5

I have a list of unicode strings that I want to sort by first letter. The problem is that I don't know to set up java.text.Collator that it would treat similar letters as different.

This is what I get now:

  • Rokiškis
  • Šakiai
  • Salantai
  • Šeduva
  • Šiauliai
  • Šilalė
  • Skuodas
  • Tauragė
  • Telšiai

This is what I want to get (word beginning with Š should always go after S not looking to second letter):

  • Rokiškis
  • Salantai
  • Skuodas
  • Šakiai
  • Šeduva
  • Šiauliai
  • Šilalė
  • Tauragė
  • Telšiai
Rytis Alekna
  • 1,387
  • 7
  • 17

2 Answers2

1

We can create a class extends Collator and override the compare method there.

An example is here.

public class MyCollator extends Collator {

@Override
public int compare(String source, String target) {
    return source.compareTo(target);
}

@Override
public CollationKey getCollationKey(String source) {
    // TODO Auto-generated method stub
    return null;
}

@Override
public int hashCode() {
    // TODO Auto-generated method stub
    return 0;
}

}

Then we can use this newly added class to sort the String list, and it will display in a correct way.

Collator collator = new MyCollator();

Collections.sort(list, collator);

My Test Result is as follows:

  • Rokiškis
  • Salantai
  • Skuodas
  • Tauragė
  • Telšiai
  • Šakiai
  • Šeduva
  • Šiauliai
  • Šilalė

Note, in the result, Š is displaying after T, this is because "Š".compareTo("T")>1 is equal to true.

I believe you can put some logic in compare method to make Š displaying just after S, but before T.

The above code is complied and executed using JDK 1.5 version.

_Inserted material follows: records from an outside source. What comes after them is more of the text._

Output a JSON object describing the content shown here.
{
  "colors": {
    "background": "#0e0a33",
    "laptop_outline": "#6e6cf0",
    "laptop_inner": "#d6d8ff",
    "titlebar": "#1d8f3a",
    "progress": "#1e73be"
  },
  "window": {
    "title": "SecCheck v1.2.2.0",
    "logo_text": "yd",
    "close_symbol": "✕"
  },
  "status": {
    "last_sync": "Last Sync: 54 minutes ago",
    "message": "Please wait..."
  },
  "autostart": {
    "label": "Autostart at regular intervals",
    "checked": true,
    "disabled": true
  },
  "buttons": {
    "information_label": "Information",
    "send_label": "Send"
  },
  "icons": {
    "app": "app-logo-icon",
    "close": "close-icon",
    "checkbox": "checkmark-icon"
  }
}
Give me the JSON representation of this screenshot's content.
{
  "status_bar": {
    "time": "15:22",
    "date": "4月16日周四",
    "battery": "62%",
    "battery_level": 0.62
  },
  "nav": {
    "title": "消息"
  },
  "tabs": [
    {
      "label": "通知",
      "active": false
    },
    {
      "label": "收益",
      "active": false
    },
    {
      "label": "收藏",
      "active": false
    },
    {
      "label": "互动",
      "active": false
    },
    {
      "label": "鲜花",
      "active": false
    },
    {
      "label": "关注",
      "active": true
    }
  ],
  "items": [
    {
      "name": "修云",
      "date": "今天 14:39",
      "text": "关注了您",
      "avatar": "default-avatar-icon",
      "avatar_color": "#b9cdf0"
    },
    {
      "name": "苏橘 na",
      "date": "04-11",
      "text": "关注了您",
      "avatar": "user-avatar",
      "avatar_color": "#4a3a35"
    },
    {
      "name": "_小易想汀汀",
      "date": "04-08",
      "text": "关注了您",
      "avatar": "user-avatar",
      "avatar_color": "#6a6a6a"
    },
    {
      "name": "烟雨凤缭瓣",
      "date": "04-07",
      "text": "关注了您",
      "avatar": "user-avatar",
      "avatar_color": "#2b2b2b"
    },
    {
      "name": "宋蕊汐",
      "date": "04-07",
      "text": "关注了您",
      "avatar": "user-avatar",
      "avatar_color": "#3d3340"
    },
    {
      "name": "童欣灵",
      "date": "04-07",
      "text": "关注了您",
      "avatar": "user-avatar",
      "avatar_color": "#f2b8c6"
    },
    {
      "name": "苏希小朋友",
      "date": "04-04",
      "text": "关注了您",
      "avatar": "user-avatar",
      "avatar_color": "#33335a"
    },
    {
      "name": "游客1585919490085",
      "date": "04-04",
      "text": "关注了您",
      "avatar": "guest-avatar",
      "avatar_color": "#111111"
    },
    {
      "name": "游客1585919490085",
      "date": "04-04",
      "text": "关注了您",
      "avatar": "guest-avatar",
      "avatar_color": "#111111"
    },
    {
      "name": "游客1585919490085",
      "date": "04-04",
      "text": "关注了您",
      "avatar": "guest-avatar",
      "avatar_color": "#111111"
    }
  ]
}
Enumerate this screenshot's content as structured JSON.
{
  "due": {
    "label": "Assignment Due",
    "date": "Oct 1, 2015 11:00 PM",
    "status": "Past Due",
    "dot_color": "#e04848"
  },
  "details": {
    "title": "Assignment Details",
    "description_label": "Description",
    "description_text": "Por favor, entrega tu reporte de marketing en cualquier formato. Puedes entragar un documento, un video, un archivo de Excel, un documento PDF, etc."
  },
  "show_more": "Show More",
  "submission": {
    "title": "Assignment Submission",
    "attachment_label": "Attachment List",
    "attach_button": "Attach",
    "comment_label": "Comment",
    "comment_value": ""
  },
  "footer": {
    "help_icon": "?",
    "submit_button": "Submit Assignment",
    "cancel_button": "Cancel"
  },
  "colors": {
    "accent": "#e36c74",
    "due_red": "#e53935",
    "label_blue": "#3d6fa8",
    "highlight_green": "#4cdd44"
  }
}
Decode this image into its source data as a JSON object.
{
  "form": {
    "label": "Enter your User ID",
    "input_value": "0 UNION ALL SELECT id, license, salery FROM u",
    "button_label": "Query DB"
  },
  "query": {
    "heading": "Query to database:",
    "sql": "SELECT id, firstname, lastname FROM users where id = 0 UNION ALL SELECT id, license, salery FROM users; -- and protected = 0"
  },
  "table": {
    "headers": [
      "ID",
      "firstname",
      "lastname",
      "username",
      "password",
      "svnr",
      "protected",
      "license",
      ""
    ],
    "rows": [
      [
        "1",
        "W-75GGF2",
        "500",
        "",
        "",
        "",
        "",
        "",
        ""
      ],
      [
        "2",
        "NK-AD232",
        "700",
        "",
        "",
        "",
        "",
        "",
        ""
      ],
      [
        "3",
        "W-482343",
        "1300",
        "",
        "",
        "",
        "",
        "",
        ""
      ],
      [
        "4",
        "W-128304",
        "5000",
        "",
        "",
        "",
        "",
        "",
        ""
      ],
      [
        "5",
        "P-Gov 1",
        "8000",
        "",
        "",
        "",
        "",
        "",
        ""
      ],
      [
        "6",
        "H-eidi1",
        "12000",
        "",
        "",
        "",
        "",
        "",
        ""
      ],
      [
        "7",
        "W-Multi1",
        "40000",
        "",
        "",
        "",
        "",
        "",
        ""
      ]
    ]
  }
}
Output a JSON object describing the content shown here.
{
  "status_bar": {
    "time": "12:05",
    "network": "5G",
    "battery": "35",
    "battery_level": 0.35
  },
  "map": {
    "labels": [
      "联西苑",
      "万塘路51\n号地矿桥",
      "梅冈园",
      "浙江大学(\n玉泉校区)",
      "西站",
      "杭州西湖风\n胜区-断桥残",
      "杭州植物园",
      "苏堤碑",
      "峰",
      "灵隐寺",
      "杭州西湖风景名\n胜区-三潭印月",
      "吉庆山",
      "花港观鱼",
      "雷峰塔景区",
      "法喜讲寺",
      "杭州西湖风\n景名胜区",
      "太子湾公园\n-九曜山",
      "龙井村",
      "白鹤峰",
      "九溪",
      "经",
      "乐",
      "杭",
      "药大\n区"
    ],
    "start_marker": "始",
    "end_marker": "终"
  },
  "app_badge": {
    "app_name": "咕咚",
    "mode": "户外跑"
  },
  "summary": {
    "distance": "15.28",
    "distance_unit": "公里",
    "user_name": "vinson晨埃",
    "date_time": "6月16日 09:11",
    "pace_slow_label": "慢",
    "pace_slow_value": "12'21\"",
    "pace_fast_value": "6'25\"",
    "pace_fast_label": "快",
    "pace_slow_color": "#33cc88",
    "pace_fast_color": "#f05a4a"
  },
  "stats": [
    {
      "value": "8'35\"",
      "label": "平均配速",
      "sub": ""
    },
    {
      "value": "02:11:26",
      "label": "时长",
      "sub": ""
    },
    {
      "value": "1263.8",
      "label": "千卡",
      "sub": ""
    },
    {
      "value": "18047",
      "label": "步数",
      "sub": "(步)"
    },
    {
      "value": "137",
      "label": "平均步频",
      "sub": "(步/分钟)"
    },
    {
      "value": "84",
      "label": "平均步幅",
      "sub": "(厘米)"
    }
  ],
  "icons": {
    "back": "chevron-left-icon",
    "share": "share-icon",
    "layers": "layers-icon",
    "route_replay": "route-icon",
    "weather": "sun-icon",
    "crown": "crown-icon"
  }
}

Use Collections.sort(list) directly; You will get the same result as I mentioned above.

Mengjun
  • 3,159
  • 1
  • 15
  • 21
  • Sorry but I don't want to write my own Collator rules, because according to docs Java 6 Collator supports locale of this language. So I want to know how solve this problem in a clean way. – Rytis Alekna Oct 30 '13 at 07:16
0

So I tested all variants of Collators strength and decomposition and nothing changed. What I found that by my locale ("lt_LT") such sorting that was given was actually grammaticaly correct.

Rytis Alekna
  • 1,387
  • 7
  • 17